E' ARRIVATO MIO FRATELLO

428_E' ARRIVATO MIO FRATELLO ; Italia, 1985Regia di Castellano e Pipolo.

Renato Pozzetto ritrova alla regia Castellano e Pipolo, solo l’anno successivo de Il ragazzo di campagna, ma nemmeno la fortunata alchimia sembra riuscire a rallentare la parabola discendente intrapresa dalla carriera del comico; men che meno quella della commedia italiana del periodo. E’ arrivato mio fratello è un film certamente meno valido del precedente citato, sebbene abbia ancora alcuni spunti interessanti, oltre a passaggi spassosi e, nel complesso, una certa attenzione in fase di scrittura, legata all’estrazione dei registi che arrivano dalla sceneggiatura. Uno dei problemi del nostro cinema leggero è la incapacità interpretativa degli attori: condizione, purtroppo, confermata in E’ arrivato mio fratello. Il protagonista del film è, ovviamente, Renato Pozzetto nei panni di Ovidio; ma il comico di Laveno interpreta anche il fratello gemello di Ovidio, ovvero Raffaele/Raf Benson. In genere, Pozzetto, che pure non è un mostro di recitazione, se la cava con una verve surreale che risulta assai funzionale ma, per differenziare i due personaggi, si produce in una prova davvero disastrosa nelle vesti di Raffaele, attingendo ad una comicità assai più pacchiana (addirittura insopportabile la sua risata). La storia è ovviamente un pretesto per vedere all’opera Pozzetto, anche se qualcosa di interessante, oltre alla soave e surreale comicità del buon Renato, c’è: ad esempio, nel film viene riproposta una tipica coppia di fratelli del nostro cinema, quello timido e remissivo che si contrappone allo sfacciato e spendaccione. I casi più clamorosi del nostro passato in pellicola sono stati, probabilmente, Totò e Peppino De Filippo, si vedano Totò, Peppino e la Malafemmina (Camillo Mastrocinque, 1956) e Signori si nasce (Mario Mattoli, 1960). 

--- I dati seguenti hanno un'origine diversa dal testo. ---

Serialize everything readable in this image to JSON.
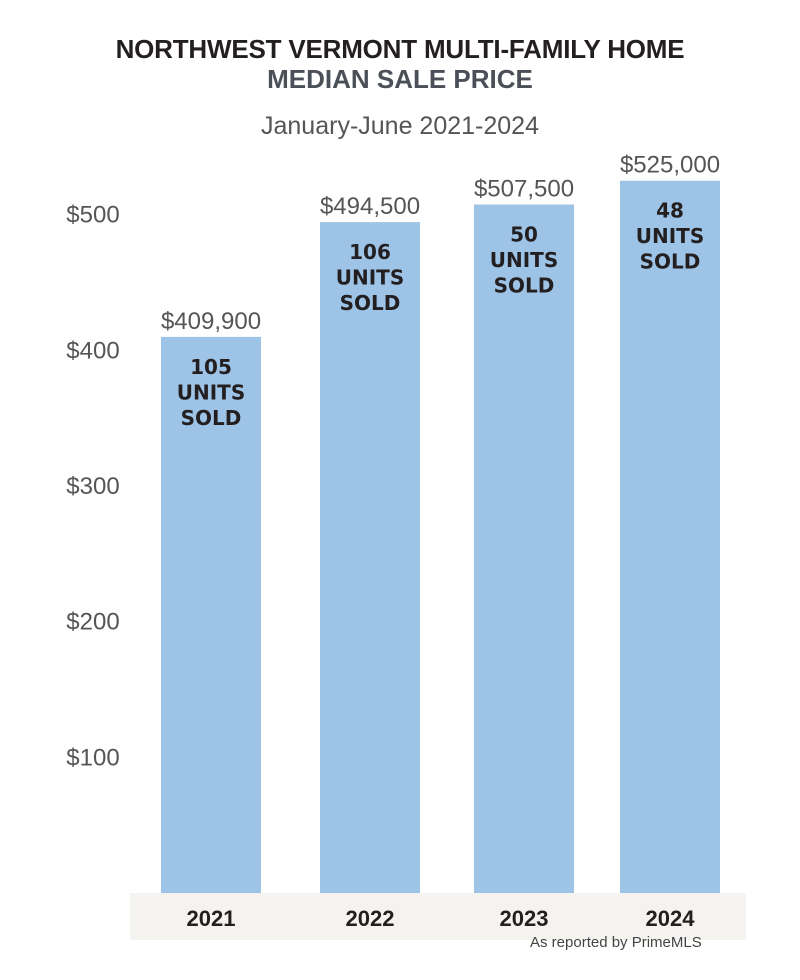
{
  "header": {
    "title_line1": "NORTHWEST VERMONT MULTI-FAMILY HOME",
    "title_line2": "MEDIAN SALE PRICE",
    "subtitle": "January-June 2021-2024"
  },
  "source_note": "As reported by PrimeMLS",
  "colors": {
    "bar": "#9dc3e6",
    "axis_band": "#f4f3ef",
    "tick_text": "#555555",
    "value_text": "#555555",
    "inner_text": "#231f20"
  },
  "chart_data": {
    "type": "bar",
    "title": "NORTHWEST VERMONT MULTI-FAMILY HOME MEDIAN SALE PRICE",
    "subtitle": "January-June 2021-2024",
    "categories": [
      "2021",
      "2022",
      "2023",
      "2024"
    ],
    "values": [
      409.9,
      494.5,
      507.5,
      525.0
    ],
    "value_labels": [
      "$409,900",
      "$494,500",
      "$507,500",
      "$525,000"
    ],
    "units_sold": [
      105,
      106,
      50,
      48
    ],
    "inner_labels": [
      [
        "105",
        "UNITS",
        "SOLD"
      ],
      [
        "106",
        "UNITS",
        "SOLD"
      ],
      [
        "50",
        "UNITS",
        "SOLD"
      ],
      [
        "48",
        "UNITS",
        "SOLD"
      ]
    ],
    "yticks": [
      100,
      200,
      300,
      400,
      500
    ],
    "ytick_labels": [
      "$100",
      "$200",
      "$300",
      "$400",
      "$500"
    ],
    "ylim": [
      0,
      525
    ],
    "xlabel": "",
    "ylabel": "",
    "grid": false,
    "legend": "none"
  }
}
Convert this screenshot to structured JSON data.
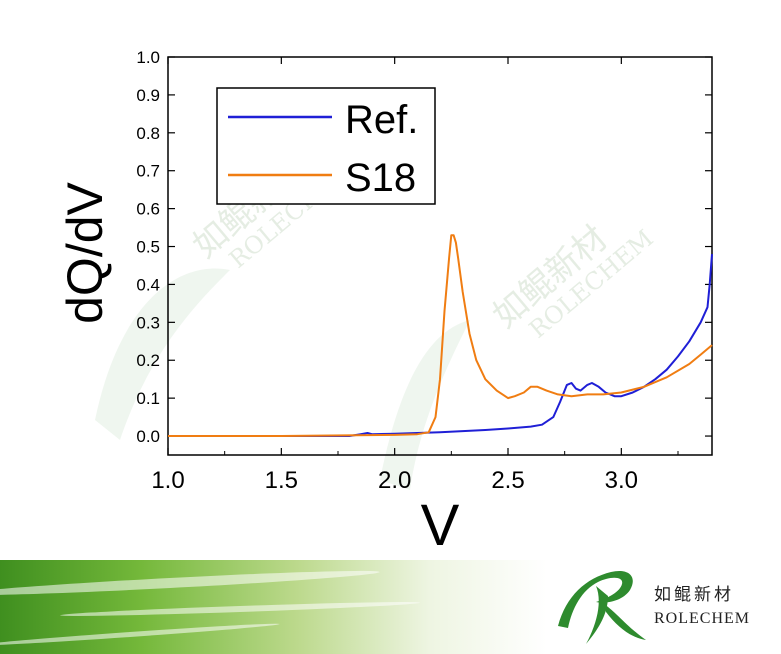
{
  "chart_data": {
    "type": "line",
    "xlabel": "V",
    "ylabel": "dQ/dV",
    "xlim": [
      1.0,
      3.4
    ],
    "ylim": [
      -0.05,
      1.0
    ],
    "x_ticks": [
      "1.0",
      "1.5",
      "2.0",
      "2.5",
      "3.0"
    ],
    "y_ticks": [
      "0.0",
      "0.1",
      "0.2",
      "0.3",
      "0.4",
      "0.5",
      "0.6",
      "0.7",
      "0.8",
      "0.9",
      "1.0"
    ],
    "legend_position": "top-left",
    "grid": false,
    "series": [
      {
        "name": "Ref.",
        "color": "#1f1fd6",
        "x": [
          1.0,
          1.8,
          1.85,
          1.88,
          1.9,
          2.0,
          2.1,
          2.2,
          2.3,
          2.4,
          2.5,
          2.6,
          2.65,
          2.7,
          2.73,
          2.76,
          2.78,
          2.8,
          2.82,
          2.85,
          2.87,
          2.9,
          2.93,
          2.97,
          3.0,
          3.05,
          3.1,
          3.15,
          3.2,
          3.25,
          3.3,
          3.35,
          3.38,
          3.39,
          3.4
        ],
        "y": [
          0.0,
          0.0,
          0.005,
          0.008,
          0.005,
          0.006,
          0.008,
          0.01,
          0.013,
          0.016,
          0.02,
          0.025,
          0.03,
          0.05,
          0.09,
          0.135,
          0.14,
          0.125,
          0.12,
          0.135,
          0.14,
          0.13,
          0.115,
          0.105,
          0.105,
          0.115,
          0.13,
          0.15,
          0.175,
          0.21,
          0.25,
          0.3,
          0.34,
          0.4,
          0.48
        ]
      },
      {
        "name": "S18",
        "color": "#f07d12",
        "x": [
          1.0,
          1.5,
          2.0,
          2.1,
          2.15,
          2.18,
          2.2,
          2.22,
          2.24,
          2.25,
          2.26,
          2.27,
          2.28,
          2.3,
          2.33,
          2.36,
          2.4,
          2.45,
          2.5,
          2.53,
          2.57,
          2.6,
          2.63,
          2.67,
          2.72,
          2.78,
          2.85,
          2.92,
          3.0,
          3.1,
          3.2,
          3.3,
          3.35,
          3.4
        ],
        "y": [
          0.0,
          0.0,
          0.003,
          0.005,
          0.01,
          0.05,
          0.15,
          0.33,
          0.47,
          0.53,
          0.53,
          0.51,
          0.47,
          0.38,
          0.27,
          0.2,
          0.15,
          0.12,
          0.1,
          0.105,
          0.115,
          0.13,
          0.13,
          0.12,
          0.11,
          0.105,
          0.11,
          0.11,
          0.115,
          0.13,
          0.155,
          0.19,
          0.215,
          0.24
        ]
      }
    ]
  },
  "brand": {
    "name_cn": "如鲲新材",
    "name_en": "ROLECHEM",
    "colors": {
      "primary": "#2e8b2e",
      "banner": "#74b83a"
    }
  }
}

Naturalmente, in quei film, il protagonista era sempre Totò, ovvero il fratello furbo, mentre in E’ arrivato mio fratello seguiamo maggiormente il punto di vista di Ovidio, tra i due quello più a modo. Se, al tempo, il nostro cinema leggero, da sempre più ruffiano che educativo nei confronti del pubblico, sembrava strizzare l’occhio alla furbizia degli italiani, qui si pensa che, al contrario, il cittadino medio sia talmente represso da avere bisogno di una scossa. E forse in quel senso va colto il finale con la fuga a Las Vegas. Ma questa fuga non sembra interpretabile in un modo negativo, anzi; il concetto è piuttosto che, nella società italiana, l’individuo corretto è totalmente vessato dalle prepotenze del sistema in tutte le sue sfaccettature: il preside sul lavoro, la diseducazione dei bambini nella classe, il poliziotto in questura, la fidanzata nelle relazioni personali, fino al vicino di casa con l’autolavaggio che arriva con la sua noncuranza ad invadere lo spazio vitale di Ovidio fin dentro la sua abitazione. Nemmeno la famiglia rappresenta un valore positivo, visto le discriminazioni interne fatte dai genitori verso i due figli (a danno, ovviamente, di Ovidio) che forse alludono all’indole italiana del tutto avulsa dal comune senso di giustizia. 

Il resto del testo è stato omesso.